The Income Tax Appellate Tribunal (ITAT) in Delhi has made an important ruling in the case of BT Data and Surveying Services India Pvt Ltd Vs ITO. The judgement centres around the disallowance of belated employee contributions to Provident Fund (PF) and Employees’ State Insurance Corporation (ESIC) under sections 36(i)(va) and 43B of the Income Tax Act, 1961.

Analysis: Despite several opportunities granted for compliance, the assessee failed to appear, leading the ITAT Delhi to proceed ex-parte. The Revenue department argued that the Central Processing Centre (CPC) added Rs.3,13,070/- to the assessee’s returned income due to the late deposit of employee contributions to Provident Fund/ESIC. The department’s actions were backed by a judgement in the case of Checkmate Services (P.) Ltd. vs CIT, which solidified the notion that belated employee contributions are to be considered as taxable income under section 2(24)(x) of the Act, making them ineligible for deduction under section 36(i)(va) in the case of delayed payments.

The verdict also aligned with the perspective of the Pune Bench of the Tribunal in the case of Cemetile Industries vs ITO, asserting that a delay in depositing employee contributions indicated in the Audit Report is sufficient for adjustment under section 143(1) of the Act. This judgement reiterates the point established by the Hon’ble Supreme Court in the Checkmate Services (P.) Ltd. vs CIT case and echoes the stance taken by the Co-ordinate Bench of the Tribunal in Savleen Kaur & Others vs ITO case.

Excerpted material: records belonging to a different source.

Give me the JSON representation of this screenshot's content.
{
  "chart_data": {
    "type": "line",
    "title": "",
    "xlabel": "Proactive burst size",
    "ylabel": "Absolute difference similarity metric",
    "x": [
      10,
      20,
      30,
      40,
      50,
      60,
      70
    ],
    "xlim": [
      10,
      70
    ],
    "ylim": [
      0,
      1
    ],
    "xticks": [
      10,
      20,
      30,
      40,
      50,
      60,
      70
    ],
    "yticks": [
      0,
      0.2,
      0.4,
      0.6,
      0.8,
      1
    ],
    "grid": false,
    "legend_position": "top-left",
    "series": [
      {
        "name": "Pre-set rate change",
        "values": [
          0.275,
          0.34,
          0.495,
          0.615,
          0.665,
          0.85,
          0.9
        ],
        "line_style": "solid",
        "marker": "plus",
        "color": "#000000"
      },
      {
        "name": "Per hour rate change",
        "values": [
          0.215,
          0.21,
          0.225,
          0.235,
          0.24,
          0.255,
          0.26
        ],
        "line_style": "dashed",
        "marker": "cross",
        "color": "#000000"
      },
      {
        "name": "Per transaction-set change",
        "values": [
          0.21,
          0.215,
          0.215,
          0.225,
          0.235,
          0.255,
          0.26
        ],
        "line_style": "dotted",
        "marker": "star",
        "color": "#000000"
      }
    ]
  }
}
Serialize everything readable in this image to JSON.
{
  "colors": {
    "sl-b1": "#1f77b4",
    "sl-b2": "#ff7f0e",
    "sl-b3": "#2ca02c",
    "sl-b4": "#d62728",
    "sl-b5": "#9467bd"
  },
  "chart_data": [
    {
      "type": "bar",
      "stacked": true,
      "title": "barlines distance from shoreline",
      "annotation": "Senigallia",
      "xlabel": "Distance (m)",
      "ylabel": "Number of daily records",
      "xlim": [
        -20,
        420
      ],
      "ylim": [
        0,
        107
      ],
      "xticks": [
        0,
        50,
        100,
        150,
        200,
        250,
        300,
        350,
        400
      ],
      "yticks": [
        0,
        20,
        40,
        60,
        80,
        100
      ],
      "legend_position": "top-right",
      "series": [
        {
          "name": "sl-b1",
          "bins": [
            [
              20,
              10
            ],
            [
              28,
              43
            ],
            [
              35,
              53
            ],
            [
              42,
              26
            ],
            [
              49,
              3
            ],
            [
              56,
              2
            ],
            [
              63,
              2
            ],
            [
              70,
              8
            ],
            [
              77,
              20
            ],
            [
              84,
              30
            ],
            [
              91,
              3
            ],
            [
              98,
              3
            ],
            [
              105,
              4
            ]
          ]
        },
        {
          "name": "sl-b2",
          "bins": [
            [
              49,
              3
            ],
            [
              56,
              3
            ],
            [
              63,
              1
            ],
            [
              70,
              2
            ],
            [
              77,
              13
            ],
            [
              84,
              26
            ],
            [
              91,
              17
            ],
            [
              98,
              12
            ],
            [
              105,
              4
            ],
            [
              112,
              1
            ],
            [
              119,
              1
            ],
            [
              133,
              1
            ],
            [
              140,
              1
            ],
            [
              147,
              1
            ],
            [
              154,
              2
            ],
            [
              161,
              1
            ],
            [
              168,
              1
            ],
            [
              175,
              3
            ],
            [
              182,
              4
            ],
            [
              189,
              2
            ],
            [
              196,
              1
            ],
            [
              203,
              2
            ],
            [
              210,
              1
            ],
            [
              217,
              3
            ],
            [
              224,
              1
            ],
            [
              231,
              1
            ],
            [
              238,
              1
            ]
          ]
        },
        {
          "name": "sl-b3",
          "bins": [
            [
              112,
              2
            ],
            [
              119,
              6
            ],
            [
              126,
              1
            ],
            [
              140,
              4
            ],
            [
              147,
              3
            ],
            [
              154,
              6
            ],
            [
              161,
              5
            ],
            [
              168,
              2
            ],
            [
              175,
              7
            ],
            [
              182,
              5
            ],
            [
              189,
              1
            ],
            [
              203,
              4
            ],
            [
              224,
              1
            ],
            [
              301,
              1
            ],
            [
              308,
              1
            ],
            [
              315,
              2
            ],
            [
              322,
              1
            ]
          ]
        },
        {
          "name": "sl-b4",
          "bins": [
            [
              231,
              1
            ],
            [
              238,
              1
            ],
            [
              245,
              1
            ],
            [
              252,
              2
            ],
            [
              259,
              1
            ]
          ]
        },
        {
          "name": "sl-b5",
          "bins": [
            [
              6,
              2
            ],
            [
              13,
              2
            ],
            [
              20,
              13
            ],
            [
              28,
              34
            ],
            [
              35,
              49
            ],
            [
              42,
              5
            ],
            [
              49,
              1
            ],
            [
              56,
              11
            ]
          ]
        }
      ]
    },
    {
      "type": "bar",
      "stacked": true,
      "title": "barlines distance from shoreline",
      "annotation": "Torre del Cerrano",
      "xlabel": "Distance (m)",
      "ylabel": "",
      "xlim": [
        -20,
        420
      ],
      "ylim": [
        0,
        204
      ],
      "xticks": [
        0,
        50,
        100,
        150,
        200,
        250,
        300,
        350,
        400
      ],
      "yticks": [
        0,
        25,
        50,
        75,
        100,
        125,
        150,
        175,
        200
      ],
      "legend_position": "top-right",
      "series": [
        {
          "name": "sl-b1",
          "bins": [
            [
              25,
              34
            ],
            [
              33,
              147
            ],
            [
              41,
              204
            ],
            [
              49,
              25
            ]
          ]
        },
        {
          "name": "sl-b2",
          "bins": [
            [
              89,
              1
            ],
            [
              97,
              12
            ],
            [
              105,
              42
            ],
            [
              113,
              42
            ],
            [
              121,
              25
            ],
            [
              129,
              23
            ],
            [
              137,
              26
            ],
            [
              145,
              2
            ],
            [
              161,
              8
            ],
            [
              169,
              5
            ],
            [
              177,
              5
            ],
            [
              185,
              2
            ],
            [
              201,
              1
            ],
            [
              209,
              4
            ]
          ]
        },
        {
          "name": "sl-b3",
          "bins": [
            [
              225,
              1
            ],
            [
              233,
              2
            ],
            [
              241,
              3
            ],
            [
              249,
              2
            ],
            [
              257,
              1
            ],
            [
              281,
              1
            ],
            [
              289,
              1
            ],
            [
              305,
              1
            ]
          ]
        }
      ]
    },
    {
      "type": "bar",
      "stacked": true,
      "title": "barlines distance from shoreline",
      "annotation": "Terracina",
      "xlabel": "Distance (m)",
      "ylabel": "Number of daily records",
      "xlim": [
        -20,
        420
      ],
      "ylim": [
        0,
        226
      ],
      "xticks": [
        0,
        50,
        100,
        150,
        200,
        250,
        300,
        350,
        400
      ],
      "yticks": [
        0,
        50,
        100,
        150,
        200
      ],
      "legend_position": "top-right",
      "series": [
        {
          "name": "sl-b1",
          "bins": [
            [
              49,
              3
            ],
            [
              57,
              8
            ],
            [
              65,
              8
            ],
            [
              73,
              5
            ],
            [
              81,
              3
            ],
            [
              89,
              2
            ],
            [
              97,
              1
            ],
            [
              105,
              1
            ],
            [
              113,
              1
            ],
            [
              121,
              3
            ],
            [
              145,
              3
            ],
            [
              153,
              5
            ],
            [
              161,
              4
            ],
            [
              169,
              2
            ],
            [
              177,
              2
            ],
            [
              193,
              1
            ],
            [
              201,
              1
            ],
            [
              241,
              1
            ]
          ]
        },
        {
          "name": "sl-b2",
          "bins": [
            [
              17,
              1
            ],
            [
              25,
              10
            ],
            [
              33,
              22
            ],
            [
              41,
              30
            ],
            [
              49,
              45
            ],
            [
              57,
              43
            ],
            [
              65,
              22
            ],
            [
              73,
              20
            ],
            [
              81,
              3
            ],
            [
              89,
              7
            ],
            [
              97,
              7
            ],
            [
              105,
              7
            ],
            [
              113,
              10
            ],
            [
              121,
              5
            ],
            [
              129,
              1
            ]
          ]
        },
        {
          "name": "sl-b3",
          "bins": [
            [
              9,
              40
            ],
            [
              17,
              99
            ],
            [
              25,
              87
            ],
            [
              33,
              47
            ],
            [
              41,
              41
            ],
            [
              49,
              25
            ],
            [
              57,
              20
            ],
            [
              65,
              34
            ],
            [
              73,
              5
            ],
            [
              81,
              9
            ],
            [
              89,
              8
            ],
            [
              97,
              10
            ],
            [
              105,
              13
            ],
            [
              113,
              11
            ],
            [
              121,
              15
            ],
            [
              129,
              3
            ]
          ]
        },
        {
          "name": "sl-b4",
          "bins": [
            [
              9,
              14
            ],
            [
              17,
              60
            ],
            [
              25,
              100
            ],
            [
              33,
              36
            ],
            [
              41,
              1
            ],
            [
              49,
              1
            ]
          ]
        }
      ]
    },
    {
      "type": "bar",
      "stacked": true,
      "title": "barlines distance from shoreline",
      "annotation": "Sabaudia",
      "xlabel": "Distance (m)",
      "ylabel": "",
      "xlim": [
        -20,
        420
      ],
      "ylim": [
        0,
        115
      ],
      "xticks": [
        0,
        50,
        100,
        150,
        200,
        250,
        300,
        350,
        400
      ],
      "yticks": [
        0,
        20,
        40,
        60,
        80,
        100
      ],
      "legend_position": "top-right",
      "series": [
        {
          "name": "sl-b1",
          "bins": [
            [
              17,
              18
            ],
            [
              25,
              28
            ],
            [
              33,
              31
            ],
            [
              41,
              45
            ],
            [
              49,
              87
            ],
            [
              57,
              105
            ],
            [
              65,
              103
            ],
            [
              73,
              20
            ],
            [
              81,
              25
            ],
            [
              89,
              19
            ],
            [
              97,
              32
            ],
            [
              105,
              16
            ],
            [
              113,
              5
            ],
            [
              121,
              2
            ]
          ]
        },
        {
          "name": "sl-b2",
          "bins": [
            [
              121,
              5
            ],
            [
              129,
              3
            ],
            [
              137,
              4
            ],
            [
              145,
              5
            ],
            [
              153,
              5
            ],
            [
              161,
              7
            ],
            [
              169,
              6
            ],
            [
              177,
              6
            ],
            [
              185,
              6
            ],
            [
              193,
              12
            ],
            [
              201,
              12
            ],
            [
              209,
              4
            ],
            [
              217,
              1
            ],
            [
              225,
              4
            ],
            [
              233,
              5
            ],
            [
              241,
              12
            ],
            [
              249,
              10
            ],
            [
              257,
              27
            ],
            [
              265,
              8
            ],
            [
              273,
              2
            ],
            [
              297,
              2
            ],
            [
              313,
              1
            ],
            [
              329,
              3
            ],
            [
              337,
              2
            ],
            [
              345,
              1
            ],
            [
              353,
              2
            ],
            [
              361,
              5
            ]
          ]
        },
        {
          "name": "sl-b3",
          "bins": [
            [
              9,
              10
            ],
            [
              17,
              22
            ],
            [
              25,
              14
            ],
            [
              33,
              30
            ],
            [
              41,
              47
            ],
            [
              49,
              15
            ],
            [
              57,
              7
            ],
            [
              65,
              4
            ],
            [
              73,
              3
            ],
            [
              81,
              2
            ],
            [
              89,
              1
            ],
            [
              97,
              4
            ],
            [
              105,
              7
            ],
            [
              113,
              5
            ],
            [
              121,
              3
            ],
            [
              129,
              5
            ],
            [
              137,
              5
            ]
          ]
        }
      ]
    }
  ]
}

Conclusion: The ruling of the ITAT Delhi in the BT Data and Surveying Services India Pvt Ltd Vs ITO case sets an influential precedent for future cases. The decision reaffirms that delayed employee contributions to Provident Fund/ESIC are to be considered as taxable income, emphasizing the importance of timely compliance. This ruling contributes to the body of jurisprudence surrounding tax liability and compliance, demonstrating the potential consequences for delayed contributions.